Présentation : Casa Negra

Publié le par cinemasfi

Casa Negra est le dernier long métrage cinématographique de Nour-Eddine Lakhmari.  Il s'agit d'un film noir qui se passe dans les bas-fonds du Casablanca d'aujourd'hui où deux amis, Karim et Adil, préparent un dernier coup. "Casa Negra" est le Mean Streets de Lakhmari. Hommage à Scorsese, le réalisateur américain qui l'a tant influencé. 

Après son premier film le Regard, Lakhmari revient avec une histoire casablancaise. L'histoire de Karim et Adil, deux amis d'enfance qui vivent de petites combines. Bien que noir, le film n'est pas dénué d'espoir et le synopsis plante d'emblée le décors: "un Casablanca d'aujourd'hui, chaotique mais beau, violent mais attachant". Casa Negra est porteur d'espoir comme le sont ses protagonistes. Adil et Karim cherchent inlassablement une issue pour eux et pour ceux qu'ils aiment. Ils veulent croire que les magouilles auxquelles la dèche les contraint n'auront qu'un temps.
"Pour jouer Adil et Karim
, déclare Lakhmari, j'ai voulu des acteurs parfaitement inconnus du monde du cinéma. Ils n'ont jamais étudié l'art dramatique. Et pourtant, ils vont surprendre tout le monde. Ils ont su dégager la force et la violence que j'attendais de mes personnages." 

story-board4.jpgD'autant que Lakhmari aime les surprises. Son script n'est jamais complètmement bouclé et il y laisse toujours une place pour l'improvisation ou pour l'inspiration du moment. "De nombreuses scènes d'anthologie sont dues aux hasards de l'improvisation. J'ai eu ce genre de moments sur Casa Negra avec mes acteurs. Les acteurs amateurs sont plus faciles à diriger car ils sont plus perméables à la vision du réalisateur. Les acteurs professionnels sont parfois déroutés face à mes exigences et j'ai souvent eu des situations tendues où il fallait que je m'impose. C'est ça aussi le métier de réalisateur." continue-t-il.
 

Film noir... et blanc

Lakhmari n'entend donc surtout pas faire un film social ou moral, il nous raconte avant tout une histoire. Celle de Karim et Adil qui mettent toute la force de leur espoir et toute l'énergie de leur jeunesse dans "un dernier coup" monté par un petit mafieux local. Loin de dénoncer le désenchantement d'une génération et la décrépitude d'une ville, Casa Negra raconte l'histoire d'amour des protagonistes pour leur cité et met ainsi à nu leur humanité. Les personnages de Lakhmari, toujours profonds et complexes, brillent d'intelligence dans l'univers sombre de la débrouille.

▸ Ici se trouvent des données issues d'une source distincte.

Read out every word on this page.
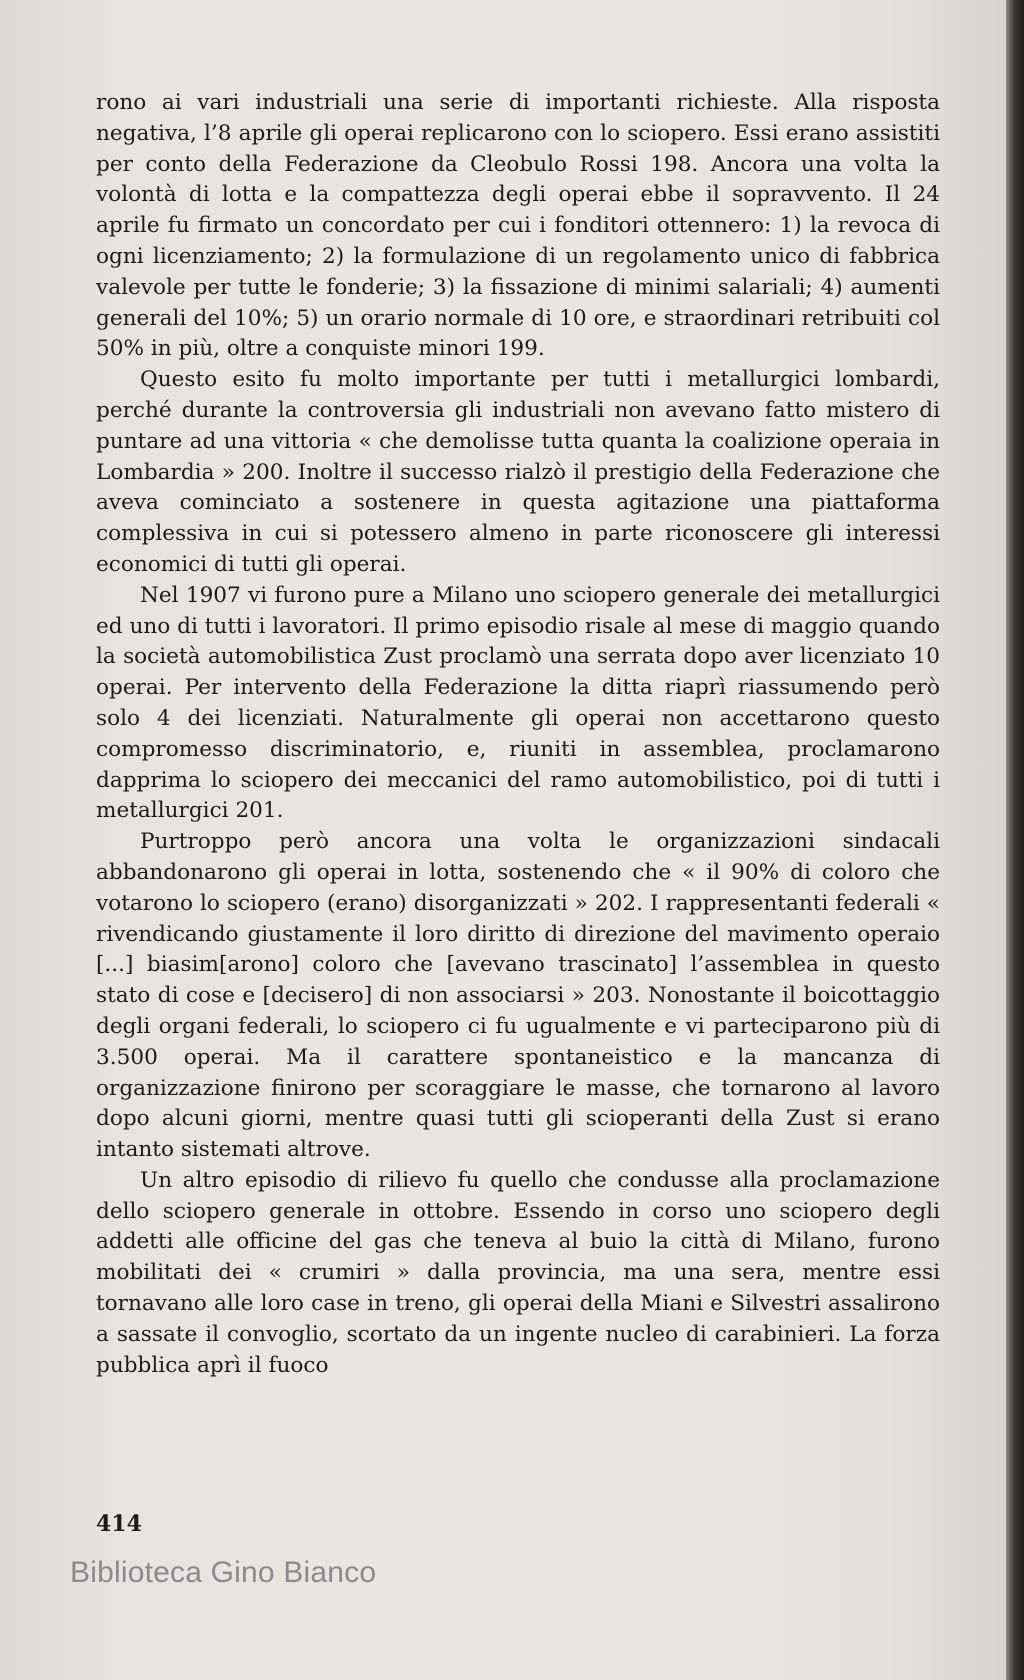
rono ai vari industriali una serie di importanti richieste. Alla risposta negativa, l’8 aprile gli operai replicarono con lo sciopero. Essi erano assistiti per conto della Federazione da Cleobulo Rossi 198. Ancora una volta la volontà di lotta e la compattezza degli operai ebbe il sopravvento. Il 24 aprile fu firmato un concordato per cui i fonditori ottennero: 1) la revoca di ogni licenziamento; 2) la formulazione di un regolamento unico di fabbrica valevole per tutte le fonderie; 3) la fissazione di minimi salariali; 4) aumenti generali del 10%; 5) un orario normale di 10 ore, e straordinari retribuiti col 50% in più, oltre a conquiste minori 199.

Questo esito fu molto importante per tutti i metallurgici lombardi, perché durante la controversia gli industriali non avevano fatto mistero di puntare ad una vittoria « che demolisse tutta quanta la coalizione operaia in Lombardia » 200. Inoltre il successo rialzò il prestigio della Federazione che aveva cominciato a sostenere in questa agitazione una piattaforma complessiva in cui si potessero almeno in parte riconoscere gli interessi economici di tutti gli operai.

Nel 1907 vi furono pure a Milano uno sciopero generale dei metallurgici ed uno di tutti i lavoratori. Il primo episodio risale al mese di maggio quando la società automobilistica Zust proclamò una serrata dopo aver licenziato 10 operai. Per intervento della Federazione la ditta riaprì riassumendo però solo 4 dei licenziati. Naturalmente gli operai non accettarono questo compromesso discriminatorio, e, riuniti in assemblea, proclamarono dapprima lo sciopero dei meccanici del ramo automobilistico, poi di tutti i metallurgici 201.

Purtroppo però ancora una volta le organizzazioni sindacali abbandonarono gli operai in lotta, sostenendo che « il 90% di coloro che votarono lo sciopero (erano) disorganizzati » 202. I rappresentanti federali « rivendicando giustamente il loro diritto di direzione del mavimento operaio [...] biasim[arono] coloro che [avevano trascinato] l’assemblea in questo stato di cose e [decisero] di non associarsi » 203. Nonostante il boicottaggio degli organi federali, lo sciopero ci fu ugualmente e vi parteciparono più di 3.500 operai. Ma il carattere spontaneistico e la mancanza di organizzazione finirono per scoraggiare le masse, che tornarono al lavoro dopo alcuni giorni, mentre quasi tutti gli scioperanti della Zust si erano intanto sistemati altrove.

Un altro episodio di rilievo fu quello che condusse alla proclamazione dello sciopero generale in ottobre. Essendo in corso uno sciopero degli addetti alle officine del gas che teneva al buio la città di Milano, furono mobilitati dei « crumiri » dalla provincia, ma una sera, mentre essi tornavano alle loro case in treno, gli operai della Miani e Silvestri assalirono a sassate il convoglio, scortato da un ingente nucleo di carabinieri. La forza pubblica aprì il fuoco

414
Biblioteca Gino Bianco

"Casa Negra", c'est le côté sale de la capitale économique du Maroc, la ville pas si blanche de Casablanca. C'est l'ancien Casa, celui qui vit de la débrouille mais aussi de la solidarité que la dêche rend obligatoire. "Casa Negra", c'est la moitié oubliée de Casablanca. 

Le film est donc basé sur une dualité fondatrice: le Noir et le Blanc. Une dualité que Lakhmari a travaillé visuellement en rendant sa photo aussi proche du noir et blanc que la pellicule couleur ne le permet. "Le chef lumière et le directeur photo sont les postes clés d'un tournage. La post-production ne peut pas rattraper une mauvaise lumière. L'atmosphère visuelle du film se crée sur le plateau", affirme le réalisateur, très pointilleux sur ses ambiances. 


Casablanca, Casanegra
story-board2.jpgLa dualité du thème et de l'ambiance se traduit aussi dans les décors, les lieux et les moments de tournage. "Casa Negra a été un film particulièrment épuisant, continue le réalisateur, car il s'est principalement tourné la nuit. Je voulais capturer cet autre Casa qui vit quand les autres dorment."


Autre choix esthétique lourd de sens, Lakhmari a pris pour décors les vieux quartiers Art Déco de Casa. Vestiges d'une autre époque, leurs murs blancs aux formes encore majestueuses se détachent des trottoirs noirs de crasse et de misère. 

Et puis "Casa Negra", c'est le voyage de deux jeunes de la ville noire vers les lumières de la ville blanche. Là où les villas des notables et des bourgeois regorgent des trésors ignorés des habitants des bas quartiers. Lakhmari utilise la dualité sociale du Maroc pris dans la spirale du libéralisme comme trame de fond de l'intrigue de ce film noir. Un film qui se veut pourtant porteur d'espoir et de moments magiques qui viennent briller dans la nuit du Casa des pauvres.